Franz Liszt was an astonishing piano virtuoso and an extraordinary man. He was a charismatic piano performer, a generous philanthropist, and composed beautiful music.
Liszt transformed how the piano was seen by audiences.
It went from an instrument which was not really regarded as that important, to a powerful and complex orchestral machine, capable of painting thousands of emotions.
He was trilingual in French, German, and Italian, but wasn't very good at Hungarian though, which embarrassed him!
He was ridiculously good at piano when he was young. His hands were sometimes too small to play big chords on the keyboard though - so he'd make up by playing the missing note with his nose!
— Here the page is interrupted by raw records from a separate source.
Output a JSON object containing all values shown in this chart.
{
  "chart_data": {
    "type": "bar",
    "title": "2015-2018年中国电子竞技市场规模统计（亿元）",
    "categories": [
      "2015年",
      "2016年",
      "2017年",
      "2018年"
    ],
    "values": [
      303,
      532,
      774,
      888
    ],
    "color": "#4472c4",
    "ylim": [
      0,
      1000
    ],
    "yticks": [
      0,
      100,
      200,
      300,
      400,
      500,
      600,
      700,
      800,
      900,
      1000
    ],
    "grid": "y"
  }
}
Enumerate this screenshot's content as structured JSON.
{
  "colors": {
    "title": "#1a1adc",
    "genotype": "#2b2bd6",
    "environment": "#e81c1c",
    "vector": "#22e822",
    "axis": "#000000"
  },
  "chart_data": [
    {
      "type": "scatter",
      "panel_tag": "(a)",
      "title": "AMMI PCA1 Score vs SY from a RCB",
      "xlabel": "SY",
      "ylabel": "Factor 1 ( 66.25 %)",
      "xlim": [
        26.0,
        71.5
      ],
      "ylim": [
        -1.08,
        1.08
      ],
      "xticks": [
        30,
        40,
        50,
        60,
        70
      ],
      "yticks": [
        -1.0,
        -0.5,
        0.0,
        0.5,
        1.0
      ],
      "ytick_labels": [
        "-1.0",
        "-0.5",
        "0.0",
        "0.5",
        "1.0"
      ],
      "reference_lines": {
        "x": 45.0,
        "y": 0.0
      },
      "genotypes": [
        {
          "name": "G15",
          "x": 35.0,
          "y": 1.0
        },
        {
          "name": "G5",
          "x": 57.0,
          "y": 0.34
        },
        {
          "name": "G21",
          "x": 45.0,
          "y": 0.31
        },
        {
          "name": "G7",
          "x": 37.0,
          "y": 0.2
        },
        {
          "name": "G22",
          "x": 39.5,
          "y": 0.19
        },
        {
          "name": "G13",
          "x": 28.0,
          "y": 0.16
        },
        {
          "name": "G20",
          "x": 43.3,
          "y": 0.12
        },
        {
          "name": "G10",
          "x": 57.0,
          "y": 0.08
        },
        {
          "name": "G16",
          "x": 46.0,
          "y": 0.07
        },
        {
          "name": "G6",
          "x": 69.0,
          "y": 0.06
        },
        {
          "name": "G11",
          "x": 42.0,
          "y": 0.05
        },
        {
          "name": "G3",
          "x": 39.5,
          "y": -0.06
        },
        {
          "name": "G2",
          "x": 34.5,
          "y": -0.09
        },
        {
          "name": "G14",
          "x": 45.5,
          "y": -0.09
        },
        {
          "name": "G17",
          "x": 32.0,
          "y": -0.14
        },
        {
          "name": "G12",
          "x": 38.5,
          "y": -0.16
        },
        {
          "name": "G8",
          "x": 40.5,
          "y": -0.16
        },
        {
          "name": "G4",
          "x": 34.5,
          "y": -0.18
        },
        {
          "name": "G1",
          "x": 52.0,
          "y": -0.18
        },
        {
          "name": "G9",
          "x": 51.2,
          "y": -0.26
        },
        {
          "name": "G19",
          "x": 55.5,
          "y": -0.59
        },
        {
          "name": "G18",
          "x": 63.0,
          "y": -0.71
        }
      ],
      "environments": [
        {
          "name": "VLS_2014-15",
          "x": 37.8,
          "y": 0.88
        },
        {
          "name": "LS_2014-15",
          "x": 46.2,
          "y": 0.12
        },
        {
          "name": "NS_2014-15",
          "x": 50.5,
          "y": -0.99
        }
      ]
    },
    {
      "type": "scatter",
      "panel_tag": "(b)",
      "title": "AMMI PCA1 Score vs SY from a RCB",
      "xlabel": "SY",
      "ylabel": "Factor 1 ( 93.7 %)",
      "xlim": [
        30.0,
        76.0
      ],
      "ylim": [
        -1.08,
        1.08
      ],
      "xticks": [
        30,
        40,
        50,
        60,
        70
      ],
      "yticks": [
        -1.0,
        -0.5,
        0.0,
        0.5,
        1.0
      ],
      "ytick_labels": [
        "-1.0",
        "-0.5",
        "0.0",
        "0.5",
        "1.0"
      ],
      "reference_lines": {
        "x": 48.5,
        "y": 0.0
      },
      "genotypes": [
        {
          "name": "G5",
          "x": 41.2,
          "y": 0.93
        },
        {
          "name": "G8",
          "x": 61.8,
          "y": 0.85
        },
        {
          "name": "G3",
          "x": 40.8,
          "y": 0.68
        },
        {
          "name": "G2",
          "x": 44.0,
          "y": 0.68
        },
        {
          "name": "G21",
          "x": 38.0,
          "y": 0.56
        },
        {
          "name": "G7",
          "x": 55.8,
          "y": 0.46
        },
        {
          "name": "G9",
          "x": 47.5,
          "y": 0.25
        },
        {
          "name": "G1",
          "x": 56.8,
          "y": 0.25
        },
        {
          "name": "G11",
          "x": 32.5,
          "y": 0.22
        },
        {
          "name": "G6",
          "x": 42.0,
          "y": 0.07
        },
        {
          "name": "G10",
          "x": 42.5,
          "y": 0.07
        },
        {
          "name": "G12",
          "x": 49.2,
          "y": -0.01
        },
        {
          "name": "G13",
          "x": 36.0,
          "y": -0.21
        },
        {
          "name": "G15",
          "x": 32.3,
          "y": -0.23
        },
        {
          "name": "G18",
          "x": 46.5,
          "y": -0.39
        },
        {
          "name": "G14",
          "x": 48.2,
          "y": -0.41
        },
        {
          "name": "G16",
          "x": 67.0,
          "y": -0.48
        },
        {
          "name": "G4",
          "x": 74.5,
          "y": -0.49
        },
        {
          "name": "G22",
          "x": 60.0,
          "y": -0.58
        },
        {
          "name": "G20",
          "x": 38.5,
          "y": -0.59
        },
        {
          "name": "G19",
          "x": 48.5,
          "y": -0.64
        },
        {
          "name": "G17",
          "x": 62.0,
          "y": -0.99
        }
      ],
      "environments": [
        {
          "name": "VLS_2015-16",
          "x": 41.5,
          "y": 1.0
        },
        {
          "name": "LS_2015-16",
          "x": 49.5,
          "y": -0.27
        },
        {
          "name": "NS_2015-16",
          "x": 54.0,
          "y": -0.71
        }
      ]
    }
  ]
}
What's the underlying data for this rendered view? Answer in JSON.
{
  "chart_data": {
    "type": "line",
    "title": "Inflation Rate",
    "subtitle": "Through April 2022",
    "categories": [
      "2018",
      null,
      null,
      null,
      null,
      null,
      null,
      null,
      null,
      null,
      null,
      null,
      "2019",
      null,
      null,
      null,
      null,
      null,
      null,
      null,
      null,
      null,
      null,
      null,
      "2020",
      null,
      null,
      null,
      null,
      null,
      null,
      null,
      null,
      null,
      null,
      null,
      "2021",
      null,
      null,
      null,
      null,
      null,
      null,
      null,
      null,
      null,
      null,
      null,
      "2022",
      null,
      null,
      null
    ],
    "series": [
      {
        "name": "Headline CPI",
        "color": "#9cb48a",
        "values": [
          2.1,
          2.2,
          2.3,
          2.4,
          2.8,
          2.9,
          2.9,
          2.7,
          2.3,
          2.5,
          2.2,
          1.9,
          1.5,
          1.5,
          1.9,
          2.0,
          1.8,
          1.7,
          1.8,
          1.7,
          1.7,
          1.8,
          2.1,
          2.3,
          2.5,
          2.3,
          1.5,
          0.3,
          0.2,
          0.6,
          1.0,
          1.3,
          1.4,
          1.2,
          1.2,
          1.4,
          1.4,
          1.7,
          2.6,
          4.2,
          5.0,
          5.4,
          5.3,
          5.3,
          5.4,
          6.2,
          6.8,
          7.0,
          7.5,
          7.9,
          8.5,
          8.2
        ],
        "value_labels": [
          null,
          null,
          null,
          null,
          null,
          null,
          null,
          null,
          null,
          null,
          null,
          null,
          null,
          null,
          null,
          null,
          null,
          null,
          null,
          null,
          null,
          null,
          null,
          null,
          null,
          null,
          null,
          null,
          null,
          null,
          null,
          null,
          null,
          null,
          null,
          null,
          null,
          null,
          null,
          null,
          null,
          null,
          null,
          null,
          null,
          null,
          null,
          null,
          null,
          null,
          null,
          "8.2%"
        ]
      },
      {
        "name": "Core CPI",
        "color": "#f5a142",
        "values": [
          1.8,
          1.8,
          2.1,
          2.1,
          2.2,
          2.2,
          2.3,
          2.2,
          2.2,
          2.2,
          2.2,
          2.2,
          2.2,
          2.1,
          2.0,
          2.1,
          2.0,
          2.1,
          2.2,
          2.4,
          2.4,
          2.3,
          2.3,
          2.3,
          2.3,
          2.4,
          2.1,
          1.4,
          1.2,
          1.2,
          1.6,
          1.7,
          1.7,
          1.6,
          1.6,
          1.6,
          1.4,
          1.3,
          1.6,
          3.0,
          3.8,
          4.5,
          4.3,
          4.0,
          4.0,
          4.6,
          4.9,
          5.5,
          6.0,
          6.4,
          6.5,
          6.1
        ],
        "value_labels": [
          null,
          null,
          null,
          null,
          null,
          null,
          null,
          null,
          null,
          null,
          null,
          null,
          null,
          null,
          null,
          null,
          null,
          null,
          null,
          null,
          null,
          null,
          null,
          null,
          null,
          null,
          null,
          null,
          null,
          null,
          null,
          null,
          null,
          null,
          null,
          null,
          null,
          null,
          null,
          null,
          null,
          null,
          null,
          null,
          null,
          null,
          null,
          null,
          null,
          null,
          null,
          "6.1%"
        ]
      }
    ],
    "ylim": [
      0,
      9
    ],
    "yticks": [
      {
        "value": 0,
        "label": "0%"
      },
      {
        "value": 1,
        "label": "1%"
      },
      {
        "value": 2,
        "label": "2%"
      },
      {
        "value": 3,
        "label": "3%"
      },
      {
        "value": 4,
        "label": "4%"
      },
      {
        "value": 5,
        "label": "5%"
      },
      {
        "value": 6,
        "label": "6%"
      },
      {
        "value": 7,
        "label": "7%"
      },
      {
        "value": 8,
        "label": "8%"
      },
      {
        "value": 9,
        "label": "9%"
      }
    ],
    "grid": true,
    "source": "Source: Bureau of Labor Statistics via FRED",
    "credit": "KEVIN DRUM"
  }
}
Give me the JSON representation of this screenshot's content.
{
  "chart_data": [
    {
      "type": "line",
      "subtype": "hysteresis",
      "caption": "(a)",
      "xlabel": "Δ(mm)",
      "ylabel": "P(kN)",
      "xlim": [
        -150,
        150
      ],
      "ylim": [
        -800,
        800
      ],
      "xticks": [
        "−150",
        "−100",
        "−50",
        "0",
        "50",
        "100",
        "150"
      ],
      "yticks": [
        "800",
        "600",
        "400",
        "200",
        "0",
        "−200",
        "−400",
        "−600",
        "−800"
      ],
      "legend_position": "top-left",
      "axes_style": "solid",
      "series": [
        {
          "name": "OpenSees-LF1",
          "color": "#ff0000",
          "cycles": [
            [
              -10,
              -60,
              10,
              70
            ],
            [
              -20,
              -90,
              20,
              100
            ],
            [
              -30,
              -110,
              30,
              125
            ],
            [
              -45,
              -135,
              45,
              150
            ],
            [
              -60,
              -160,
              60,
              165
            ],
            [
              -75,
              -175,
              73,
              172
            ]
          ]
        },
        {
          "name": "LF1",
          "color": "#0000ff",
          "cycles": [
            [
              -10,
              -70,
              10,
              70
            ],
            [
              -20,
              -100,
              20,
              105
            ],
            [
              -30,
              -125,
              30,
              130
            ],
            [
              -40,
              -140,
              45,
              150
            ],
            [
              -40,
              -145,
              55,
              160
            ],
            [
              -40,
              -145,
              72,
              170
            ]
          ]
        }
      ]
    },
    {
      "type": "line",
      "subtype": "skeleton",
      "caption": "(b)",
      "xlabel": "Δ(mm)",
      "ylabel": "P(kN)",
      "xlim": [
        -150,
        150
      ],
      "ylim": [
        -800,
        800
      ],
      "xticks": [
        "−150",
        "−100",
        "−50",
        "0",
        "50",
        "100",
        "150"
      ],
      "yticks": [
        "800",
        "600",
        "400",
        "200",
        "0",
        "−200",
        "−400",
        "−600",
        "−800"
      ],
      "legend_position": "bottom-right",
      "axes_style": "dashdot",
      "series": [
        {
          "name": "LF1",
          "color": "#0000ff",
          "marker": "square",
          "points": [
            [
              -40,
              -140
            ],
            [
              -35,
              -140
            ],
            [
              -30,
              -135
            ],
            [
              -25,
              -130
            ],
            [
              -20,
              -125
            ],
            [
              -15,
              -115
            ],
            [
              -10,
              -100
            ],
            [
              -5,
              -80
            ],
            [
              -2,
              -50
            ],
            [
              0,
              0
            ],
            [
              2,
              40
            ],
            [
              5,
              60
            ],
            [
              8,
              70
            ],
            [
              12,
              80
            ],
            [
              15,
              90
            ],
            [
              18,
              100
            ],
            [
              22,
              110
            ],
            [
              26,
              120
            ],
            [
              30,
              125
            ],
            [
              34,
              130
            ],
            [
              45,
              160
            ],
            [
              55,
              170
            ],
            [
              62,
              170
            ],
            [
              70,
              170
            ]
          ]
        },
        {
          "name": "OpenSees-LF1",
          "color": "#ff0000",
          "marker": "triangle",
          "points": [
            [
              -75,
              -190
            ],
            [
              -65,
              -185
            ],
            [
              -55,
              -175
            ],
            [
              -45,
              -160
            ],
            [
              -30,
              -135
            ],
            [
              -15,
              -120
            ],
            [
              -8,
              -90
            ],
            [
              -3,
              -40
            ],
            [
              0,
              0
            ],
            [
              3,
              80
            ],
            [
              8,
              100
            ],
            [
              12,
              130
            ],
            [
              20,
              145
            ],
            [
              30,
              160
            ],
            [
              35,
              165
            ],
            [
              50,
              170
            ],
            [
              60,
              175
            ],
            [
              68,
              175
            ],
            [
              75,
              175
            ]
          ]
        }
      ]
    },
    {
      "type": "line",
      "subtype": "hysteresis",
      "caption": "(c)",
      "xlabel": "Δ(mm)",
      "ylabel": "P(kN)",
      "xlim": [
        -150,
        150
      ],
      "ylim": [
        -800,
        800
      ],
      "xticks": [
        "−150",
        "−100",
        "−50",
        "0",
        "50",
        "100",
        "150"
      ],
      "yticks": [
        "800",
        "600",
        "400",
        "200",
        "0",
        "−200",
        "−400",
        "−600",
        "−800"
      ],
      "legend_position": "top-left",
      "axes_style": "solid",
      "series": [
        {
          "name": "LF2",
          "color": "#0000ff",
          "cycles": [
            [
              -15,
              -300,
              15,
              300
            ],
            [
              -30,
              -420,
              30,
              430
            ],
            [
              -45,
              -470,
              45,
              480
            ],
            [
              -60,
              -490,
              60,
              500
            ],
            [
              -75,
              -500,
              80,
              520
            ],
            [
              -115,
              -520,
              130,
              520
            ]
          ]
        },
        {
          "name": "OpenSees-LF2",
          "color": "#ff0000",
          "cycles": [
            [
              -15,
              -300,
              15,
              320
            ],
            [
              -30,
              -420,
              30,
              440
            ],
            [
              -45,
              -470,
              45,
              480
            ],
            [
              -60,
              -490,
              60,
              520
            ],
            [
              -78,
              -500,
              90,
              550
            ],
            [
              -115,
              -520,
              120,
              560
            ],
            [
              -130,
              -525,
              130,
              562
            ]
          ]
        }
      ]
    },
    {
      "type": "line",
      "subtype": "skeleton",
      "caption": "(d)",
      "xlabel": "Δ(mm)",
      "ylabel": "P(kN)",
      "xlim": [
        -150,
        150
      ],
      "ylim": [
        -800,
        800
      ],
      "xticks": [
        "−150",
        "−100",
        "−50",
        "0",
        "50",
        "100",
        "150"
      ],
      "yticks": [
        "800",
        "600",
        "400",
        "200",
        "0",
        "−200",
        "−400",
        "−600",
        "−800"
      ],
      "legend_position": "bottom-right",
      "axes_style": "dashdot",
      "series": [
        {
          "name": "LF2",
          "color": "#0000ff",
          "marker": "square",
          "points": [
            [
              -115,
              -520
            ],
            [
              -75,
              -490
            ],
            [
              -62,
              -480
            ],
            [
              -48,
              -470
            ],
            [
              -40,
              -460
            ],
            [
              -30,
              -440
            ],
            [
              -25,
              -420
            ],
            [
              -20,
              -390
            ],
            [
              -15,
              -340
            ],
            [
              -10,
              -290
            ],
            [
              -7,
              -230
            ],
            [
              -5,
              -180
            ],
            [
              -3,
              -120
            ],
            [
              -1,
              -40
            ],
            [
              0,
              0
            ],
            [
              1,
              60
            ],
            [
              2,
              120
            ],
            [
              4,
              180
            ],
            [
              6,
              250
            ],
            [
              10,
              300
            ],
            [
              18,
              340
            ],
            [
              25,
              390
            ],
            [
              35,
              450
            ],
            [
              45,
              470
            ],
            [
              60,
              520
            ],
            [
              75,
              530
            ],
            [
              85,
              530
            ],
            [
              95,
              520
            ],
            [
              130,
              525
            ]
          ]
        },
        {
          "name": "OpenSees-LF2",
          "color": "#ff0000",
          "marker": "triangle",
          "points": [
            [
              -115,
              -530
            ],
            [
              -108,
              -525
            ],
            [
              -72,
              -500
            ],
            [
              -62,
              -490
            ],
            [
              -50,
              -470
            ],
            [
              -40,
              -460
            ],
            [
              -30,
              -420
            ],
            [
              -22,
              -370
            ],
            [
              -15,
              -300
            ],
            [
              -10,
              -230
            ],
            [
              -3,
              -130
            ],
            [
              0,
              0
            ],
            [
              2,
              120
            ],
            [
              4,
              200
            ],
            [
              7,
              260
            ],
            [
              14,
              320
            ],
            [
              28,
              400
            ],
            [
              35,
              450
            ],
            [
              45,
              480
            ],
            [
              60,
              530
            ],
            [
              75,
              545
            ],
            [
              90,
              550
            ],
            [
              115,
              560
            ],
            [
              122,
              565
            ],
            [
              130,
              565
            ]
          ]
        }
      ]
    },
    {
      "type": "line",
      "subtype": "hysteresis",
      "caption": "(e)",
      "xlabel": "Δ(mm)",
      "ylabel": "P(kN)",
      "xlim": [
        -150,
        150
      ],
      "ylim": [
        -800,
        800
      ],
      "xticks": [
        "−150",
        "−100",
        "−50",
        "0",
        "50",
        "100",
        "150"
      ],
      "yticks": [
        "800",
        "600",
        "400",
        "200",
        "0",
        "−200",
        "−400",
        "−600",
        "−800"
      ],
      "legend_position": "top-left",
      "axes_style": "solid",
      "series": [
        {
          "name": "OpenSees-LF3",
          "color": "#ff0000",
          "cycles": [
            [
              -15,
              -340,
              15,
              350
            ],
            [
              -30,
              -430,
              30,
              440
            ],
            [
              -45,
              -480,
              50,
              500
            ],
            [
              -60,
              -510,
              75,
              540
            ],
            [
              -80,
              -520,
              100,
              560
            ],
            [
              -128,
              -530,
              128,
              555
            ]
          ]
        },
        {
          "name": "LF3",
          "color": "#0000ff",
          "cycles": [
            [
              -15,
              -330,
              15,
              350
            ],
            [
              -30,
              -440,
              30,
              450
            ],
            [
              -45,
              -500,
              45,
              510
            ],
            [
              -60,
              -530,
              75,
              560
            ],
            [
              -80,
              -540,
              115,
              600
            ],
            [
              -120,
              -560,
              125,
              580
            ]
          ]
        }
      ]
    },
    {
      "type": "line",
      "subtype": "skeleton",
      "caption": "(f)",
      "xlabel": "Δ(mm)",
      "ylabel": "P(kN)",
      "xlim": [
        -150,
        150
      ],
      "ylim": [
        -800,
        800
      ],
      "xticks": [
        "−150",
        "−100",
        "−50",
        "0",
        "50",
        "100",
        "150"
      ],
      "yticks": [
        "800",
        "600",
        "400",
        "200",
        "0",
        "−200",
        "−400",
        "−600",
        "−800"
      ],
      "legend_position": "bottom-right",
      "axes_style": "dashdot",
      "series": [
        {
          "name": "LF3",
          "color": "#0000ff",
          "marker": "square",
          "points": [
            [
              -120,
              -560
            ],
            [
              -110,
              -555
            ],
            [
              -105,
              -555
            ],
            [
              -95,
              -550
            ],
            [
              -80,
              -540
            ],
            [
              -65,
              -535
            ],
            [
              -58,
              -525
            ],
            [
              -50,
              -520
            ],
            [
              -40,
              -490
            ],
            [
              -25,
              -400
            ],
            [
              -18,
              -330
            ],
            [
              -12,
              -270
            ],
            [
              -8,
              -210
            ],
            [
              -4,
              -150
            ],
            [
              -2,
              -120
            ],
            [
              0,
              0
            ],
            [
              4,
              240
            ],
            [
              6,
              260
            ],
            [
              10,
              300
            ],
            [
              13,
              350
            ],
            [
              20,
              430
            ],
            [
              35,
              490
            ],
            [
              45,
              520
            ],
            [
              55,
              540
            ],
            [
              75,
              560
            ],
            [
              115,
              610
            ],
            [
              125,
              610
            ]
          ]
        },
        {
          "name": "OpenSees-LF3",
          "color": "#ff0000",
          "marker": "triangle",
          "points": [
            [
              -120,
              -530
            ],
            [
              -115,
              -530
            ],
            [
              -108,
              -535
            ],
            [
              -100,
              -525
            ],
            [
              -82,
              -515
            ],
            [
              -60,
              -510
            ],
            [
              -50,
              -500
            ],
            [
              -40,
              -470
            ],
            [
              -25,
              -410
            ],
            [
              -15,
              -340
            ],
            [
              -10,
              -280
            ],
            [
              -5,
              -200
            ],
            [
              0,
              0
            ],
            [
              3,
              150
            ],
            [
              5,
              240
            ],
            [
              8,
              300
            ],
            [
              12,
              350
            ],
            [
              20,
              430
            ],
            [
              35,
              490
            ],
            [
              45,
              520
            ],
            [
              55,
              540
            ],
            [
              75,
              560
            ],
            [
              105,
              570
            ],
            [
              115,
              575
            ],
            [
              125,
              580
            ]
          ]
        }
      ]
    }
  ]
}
After hearing a performance by the violin wizard Paganini (in 1832), Franz Liszt resolved to become a great piano virtuoso. So he did what it took - he practiced technical piano exercises for 10-12 hours a day!
I don't think I'd have the patience to do that, but I'm certainly glad Franz Liszt did. His complete mastery of piano technique allowed him to write superhuman pieces of music.
His skill and fame peaked in the 1840s, when he toured all over Europe. From Russia to Portugal, he performed for kings, emperors, and everyone underneath.
He was showered with gifts and adoration. Hungary gave him a jewel-encrusted Sword of Honor in a magnificent ceremony. Wow!
He became immensely famous (a craze called "Lisztomania"!) and wealthy, although he gave away a lot of his money to good causes.
Liszt met Princess Carolyne zu Sayn-Wittgenstein during a concert in Kiev, and the two formed a strong relationship. She wanted him to focus more on composing, so Liszt gave up the stage and stopped performing.
A crazy thing to do, since he was still at the height of his piano powers. Still, I suppose it helps to immortalize his playing. Plus, we wouldn't have all of Liszt's beautiful compositions if he had kept on touring!
During the later part of his life Franz Liszt lived in Rome and received orders from the Catholic Church.
He regularly traveled between Rome, Weimar, and Budapest, giving piano masterclasses and free lessons.
He died of pneumonia in Bayreuth in July 1886, aged 74.
Liszt is also the inventor of the tone poem, (also known as symphonic poem), which is basically a long orchestral piece connected in some way with something non-musical (a painting, a poem, a time in history).
Liszt wrote 13 symphonic poems altogether. The most popular is Les Preludes, a beautiful free-flowing piece.
Here is a "Liszt" (oh dear!) of the composer's most famous and popular pieces...
Liszt wanted to write a movement for Paradise too, but Wagner convinced him that no composer could illustrate Paradise in music.
For a great sample of Liszt's most popular music, have a look at this Best of Liszt CD...
Liszt's Consolations, short piano pieces bursting with Romantic beauty and color.
The popular tone poem Les Preludes. What's it about?
The Faust Symphony in three character pictures, a fantastic musical re-telling of the famous German legend.
The Dante Symphony, Liszt's most ferocious orchestral work, inspired by Dante's Inferno.
The Mephisto Waltz No 1, also inspired by the Faust legend, this is one of Liszt's most popular show pieces!
Liszt's Hungarian Rhapsodies, an epic collection of virtuoso piano pieces celebrating Liszt's Hungarian heritage.
Liszt's Sonata in B Minor, a supreme masterpiece and undoubtedly Liszt's single greatest piano work.
The god-like Transcendental Etudes, supreme tests of technical skill and interpretative creativity. At one point only a handful of pianists in the entire world were capable of playing them.
The diabolical Totentanz, or Dance of Death, a terrifying piece for piano and orchestra.